Sorensen back in PGA Championship

Champlin Park grad hopes to contend at Oak Hill

The check was made out for $34,000, and it doubled that of any Jeff Sorensen had ever received for his play on a golf course.

That was cool, no doubt.

Jeff Sorensen watches his tee shot during the PGA Professional National Championship last month at Sunriver Resort in Oregon. Sorensen finished third, qualifying for his second PGA Championship. (Photo’s courtesy of the PGA of America)

Jeff Sorensen watches his tee shot during the PGA Professional National Championship last month at Sunriver Resort in Oregon. Sorensen finished third, qualifying for his second PGA Championship. (Photo’s courtesy of the PGA of America)

But by earning that payday with a third place finish in the PGA Professional National Championship last month at Sunny River Resort in Oregon, he’ll now have a chance to play for part of the $8 million up for grabs next week at the PGA Championship.

Sorensen is in the field for a second time, and he’ll be teeing it up at Oak Hill in Rochester, N.Y. sometime Thursday, Aug. 8 with a little more know-how in the bag.

“I expect pretty much everything will be easier this time around,” said Sorensen, who graduated from Champlin Park High School and now takes up residence in Blaine while working as an instructor at the Minneapolis Golf Academy housed at Columbia Golf Course.

“I know I will be more comfortable this time,” he continued, “and I think I have a better approach as far as finding a way to be in contention. It will be a little easier mentally as well, having gone through it before.”

In other words, if Tiger Woods or Phil Mickelson passes by, so be it.

They are, after all, on the other team.

Sorensen admitted any star-struck emotions he might have experienced passed pretty quickly when he made his PGA Championship debut at the Atlanta Athletic Club in 2011.

The golf course ate him up though, as he missed the cut following rounds of 75 and then 83.

He qualified for that tournament after placing eighth in the 2011 PGA Progressional National Championship.

This year, after placing third in the same tournament, he has seen the type of improvements in his game that could lead to a surprise surge at Oak Hill next week.
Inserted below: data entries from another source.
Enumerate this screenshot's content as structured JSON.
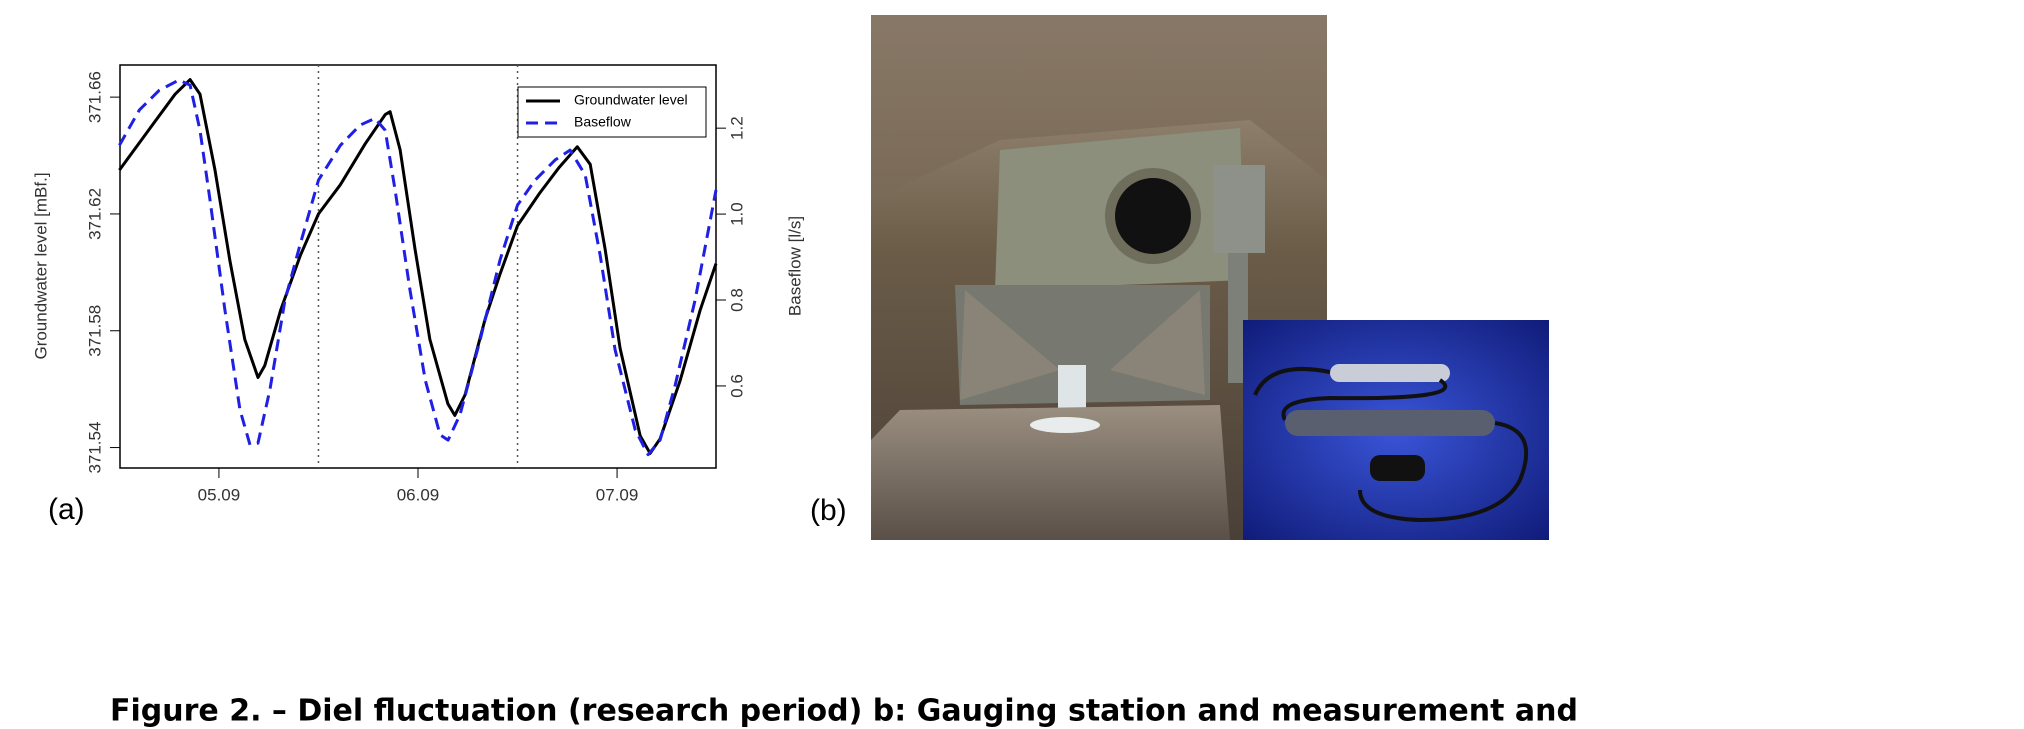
{
  "chart_data": {
    "type": "line",
    "y_label": "Groundwater level [mBf.]",
    "y2_label": "Baseflow [l/s]",
    "xlim": [
      4.503,
      7.497
    ],
    "xticks": [
      {
        "value": 5,
        "label": "05.09"
      },
      {
        "value": 6,
        "label": "06.09"
      },
      {
        "value": 7,
        "label": "07.09"
      }
    ],
    "vlines": [
      5.5,
      6.5
    ],
    "ylim": [
      371.533,
      371.671
    ],
    "yticks": [
      {
        "value": 371.54,
        "label": "371.54"
      },
      {
        "value": 371.58,
        "label": "371.58"
      },
      {
        "value": 371.62,
        "label": "371.62"
      },
      {
        "value": 371.66,
        "label": "371.66"
      }
    ],
    "y2lim": [
      0.409,
      1.347
    ],
    "y2ticks": [
      0.6,
      0.8,
      {
        "value": 1.0,
        "label": "1.0"
      },
      1.2
    ],
    "legend": "top-right",
    "series": [
      {
        "name": "Groundwater level",
        "color": "#000000",
        "linestyle": "solid",
        "x": [
          4.5,
          4.65,
          4.78,
          4.855,
          4.905,
          4.98,
          5.055,
          5.13,
          5.196,
          5.23,
          5.31,
          5.41,
          5.5,
          5.61,
          5.735,
          5.835,
          5.86,
          5.91,
          5.985,
          6.06,
          6.15,
          6.185,
          6.236,
          6.337,
          6.41,
          6.5,
          6.61,
          6.71,
          6.8,
          6.865,
          6.94,
          7.015,
          7.116,
          7.166,
          7.216,
          7.317,
          7.417,
          7.497
        ],
        "values": [
          371.635,
          371.649,
          371.661,
          371.666,
          371.661,
          371.635,
          371.604,
          371.577,
          371.564,
          371.568,
          371.587,
          371.606,
          371.62,
          371.63,
          371.644,
          371.654,
          371.655,
          371.642,
          371.608,
          371.577,
          371.555,
          371.551,
          371.558,
          371.584,
          371.599,
          371.616,
          371.627,
          371.636,
          371.643,
          371.637,
          371.608,
          371.574,
          371.544,
          371.538,
          371.543,
          371.563,
          371.587,
          371.603
        ]
      },
      {
        "name": "Baseflow",
        "color": "#1f1fe6",
        "linestyle": "dashed",
        "axis": "y2",
        "x": [
          4.5,
          4.6,
          4.7,
          4.8,
          4.855,
          4.905,
          4.955,
          5.03,
          5.106,
          5.156,
          5.196,
          5.256,
          5.332,
          5.407,
          5.5,
          5.61,
          5.709,
          5.784,
          5.835,
          5.885,
          5.96,
          6.036,
          6.111,
          6.151,
          6.211,
          6.312,
          6.412,
          6.5,
          6.588,
          6.689,
          6.764,
          6.84,
          6.915,
          6.99,
          7.091,
          7.156,
          7.216,
          7.292,
          7.392,
          7.497
        ],
        "values": [
          1.16,
          1.242,
          1.288,
          1.312,
          1.3,
          1.195,
          1.033,
          0.777,
          0.544,
          0.463,
          0.467,
          0.591,
          0.8,
          0.928,
          1.079,
          1.16,
          1.207,
          1.223,
          1.195,
          1.056,
          0.823,
          0.614,
          0.486,
          0.474,
          0.533,
          0.707,
          0.893,
          1.021,
          1.079,
          1.126,
          1.149,
          1.091,
          0.905,
          0.684,
          0.498,
          0.44,
          0.474,
          0.602,
          0.8,
          1.056
        ]
      }
    ]
  },
  "panel_labels": [
    "(a)",
    "(b)"
  ],
  "caption": "Figure 2. – Diel fluctuation (research period) b: Gauging station and measurement and"
}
“My game has taken another step up,” Sorensen said. “I am hitting my driver really well. I have usually drove the ball well, but I just have a little bit different mindset with my game, and that club has really been working for me, and I am making some putts. That makes it easy to be a little more confident, which I am.”

Confidence will be a must, especially after the set-ups the players experienced in both the U.S. Open and The Open Championship earlier his summer.

Merion Golf Club hosted the U.S. Open over Father’s Day weekend, and needed hay bail trucks to come in and help clear the rough out after the tournament.

The rough at Murifield during The Open Championship was slightly more forgiving, though the greens rivaled a sidewalk in terms of slickness.

“I watched parts of both tournaments on television, and yeah, they both looked really hard,” Sorensen said. “It will be interesting to see how they set up Oak Hill. I have heard it is an extremely difficult golf course to begin with. It is probably not as hard as Merion, but it is one of the best courses in the country, so it should be interesting. The PGA sometimes is a little bit less harsh. I’ll know more when I get out there.”

Sorensen was scheduled to depart for New York Sunday, Aug. 4. He’ll get in practice rounds at Oak Hill Monday, Tuesday and Wednesday. The tournament begins Thursday.

“And hopefully I am not coming home until later the next Sunday,” Sorensen said. “I’d like to go out and make the cut to start with, but also to be in contention. My game is in a good place. I guess I’ll find out how good [next] week.”